(Washington DC) – The Fund for Investigative Journalism announced today that two distinguished leaders in the journalism profession have been elected to its board of directors.
The new board members are:
- Marcia Bullard, former President and Chief Executive Officer of USA WEEKEND, current chair of America’s Charities.
- Milton Coleman, retired Senior Editor of the Washington Post, past president of the American Society of News Editors and of the Inter-American Press Association.
In 1982, Bullard was one of the founding editors of USA TODAY. She served as Editor, then for 14 years as President and CEO of USA WEEKEND, which is distributed in more than 700 newspapers. In 1992 while leading the magazine, Bullard founded the Make A Difference Day, which has grown to engage more than three million Americans in volunteer service on the fourth Saturday of October. She was honored with the President’s Volunteer Service Award in 2005. Bullard started her reporting career at age 17, and now serves on the advisory board of the Southern Illinois University School of Journalism, and on the boards of three nonprofits, including America’s Charities, a national organization that promotes and facilitates workplace giving. Bullard is currently a consultant based in Washington DC.
Coleman was a reporter and editor for the Washington Post for more than three decades, hired in 1976 to cover local government and politics, promoted to City Editor in 1980, then joined the national staff as a reporter, and later served as Assistant Managing Editor for Metropolitan News and Deputy Managing Editor. Coleman has served as a juror for the Pulitzer Prizes in Journalism. In 2010, Coleman was elected president of the American Society of News Editors – the nation’s top membership organization for newspaper editors and other news media leaders. In 2011, he was elected president of the Inter-American Press Association, which defends press freedom and the rights of journalists in North and South America.
The board of the Fund for Investigative Journalism also elected Ricardo Sandoval-Palos as its president. Sandoval-Palos is a DC-based writer and consultant, working most recently with Human Rights Watch and the Center for Public Integrity. From 1997 to 2006, Sandoval-Palos was a Latin American correspondent for the Dallas Morning News and the San Jose Mercury News. His investigative reporting has been recognized by the Overseas Press Club, the Inter-American Press Association, the Loeb Awards for business journalism, and the Society of Professional Journalists.
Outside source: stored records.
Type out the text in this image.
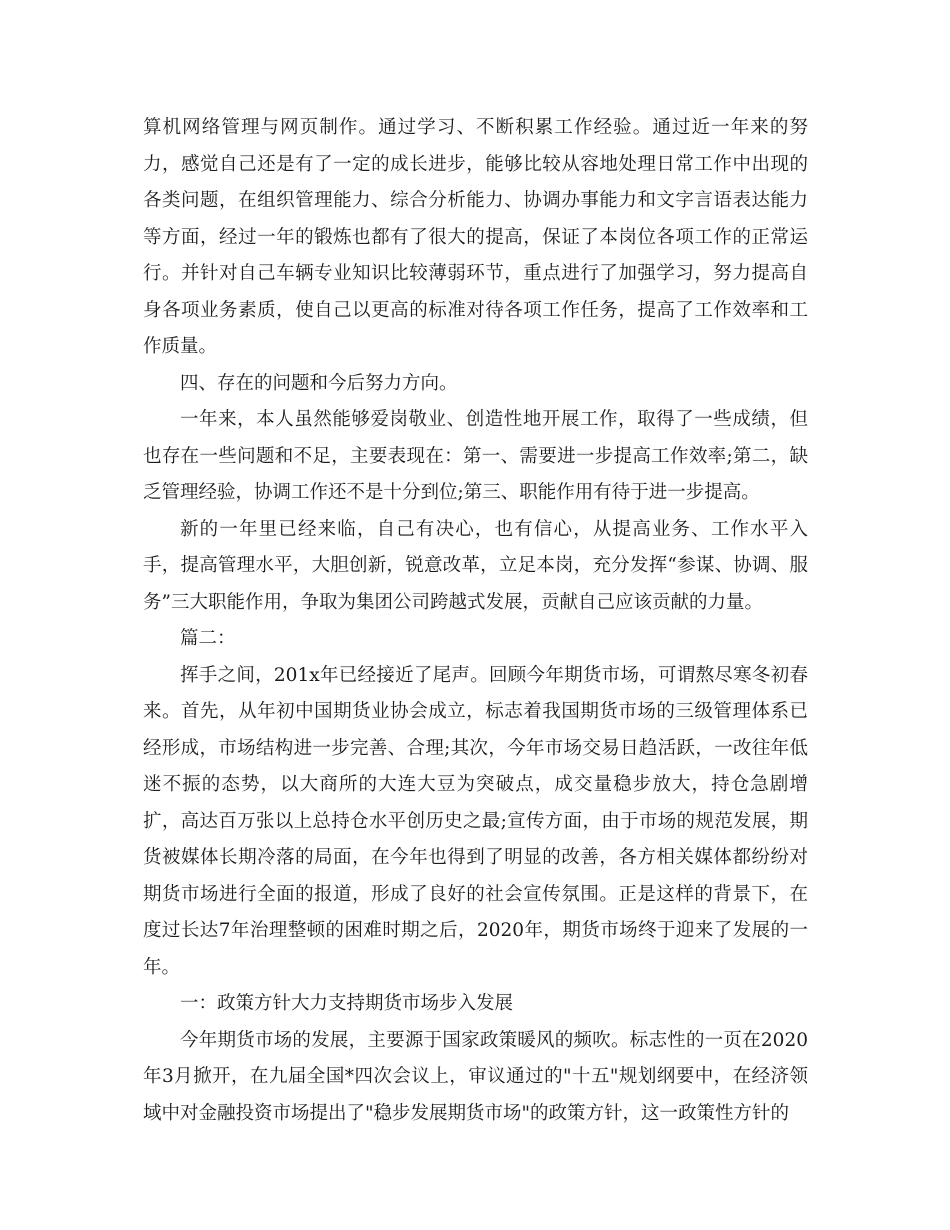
算机网络管理与网页制作。通过学习、不断积累工作经验。通过近一年来的努力，感觉自己还是有了一定的成长进步，能够比较从容地处理日常工作中出现的各类问题，在组织管理能力、综合分析能力、协调办事能力和文字言语表达能力等方面，经过一年的锻炼也都有了很大的提高，保证了本岗位各项工作的正常运行。并针对自己车辆专业知识比较薄弱环节，重点进行了加强学习，努力提高自身各项业务素质，使自己以更高的标准对待各项工作任务，提高了工作效率和工作质量。

四、存在的问题和今后努力方向。

一年来，本人虽然能够爱岗敬业、创造性地开展工作，取得了一些成绩，但也存在一些问题和不足，主要表现在：第一、需要进一步提高工作效率;第二，缺乏管理经验，协调工作还不是十分到位;第三、职能作用有待于进一步提高。

新的一年里已经来临，自己有决心，也有信心，从提高业务、工作水平入手，提高管理水平，大胆创新，锐意改革，立足本岗，充分发挥“参谋、协调、服务”三大职能作用，争取为集团公司跨越式发展，贡献自己应该贡献的力量。

篇二：

挥手之间，201x年已经接近了尾声。回顾今年期货市场，可谓熬尽寒冬初春来。首先，从年初中国期货业协会成立，标志着我国期货市场的三级管理体系已经形成，市场结构进一步完善、合理;其次，今年市场交易日趋活跃，一改往年低迷不振的态势，以大商所的大连大豆为突破点，成交量稳步放大，持仓急剧增扩，高达百万张以上总持仓水平创历史之最;宣传方面，由于市场的规范发展，期货被媒体长期冷落的局面，在今年也得到了明显的改善，各方相关媒体都纷纷对期货市场进行全面的报道，形成了良好的社会宣传氛围。正是这样的背景下，在度过长达7年治理整顿的困难时期之后，2020年，期货市场终于迎来了发展的一年。

一：政策方针大力支持期货市场步入发展

今年期货市场的发展，主要源于国家政策暖风的频吹。标志性的一页在2020年3月掀开，在九届全国*四次会议上，审议通过的"十五"规划纲要中，在经济领域中对金融投资市场提出了"稳步发展期货市场"的政策方针，这一政策性方针的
Sandoval-Palos replaces outgoing president Brant Houston, who had served as president for four years. Houston, the Knight Chair in Investigative and Enterprise Reporting at the University of Illinois, will continue to serve the Fund for Investigative Journalism as a member of the Advisory Board.
For more than forty years the Fund has paid reporting expenses of reporters who have the ideas, sources, and know-how to produce groundbreaking investigative journalism but lack the resources to complete their projects.
The Fund receives support from foundations and from individuals. Its foundation supporters are The Ethics and Excellence in Journalism Foundation, The Park Foundation, The Reva & David Logan Foundation, The Nicholas B. Ottaway Foundation, The Morton K. and Jane Blaustein Foundation, The Gannett Foundation, The Herb Block Foundation, The Green Park Foundation, and The Nara Fund.
Pro bono legal services are provided by Dykema Gossett PLLC. Pro bono business advisory services are provided by Leigh Riddick, Associate Professor of Finance at The American University’s Kogod School of Business.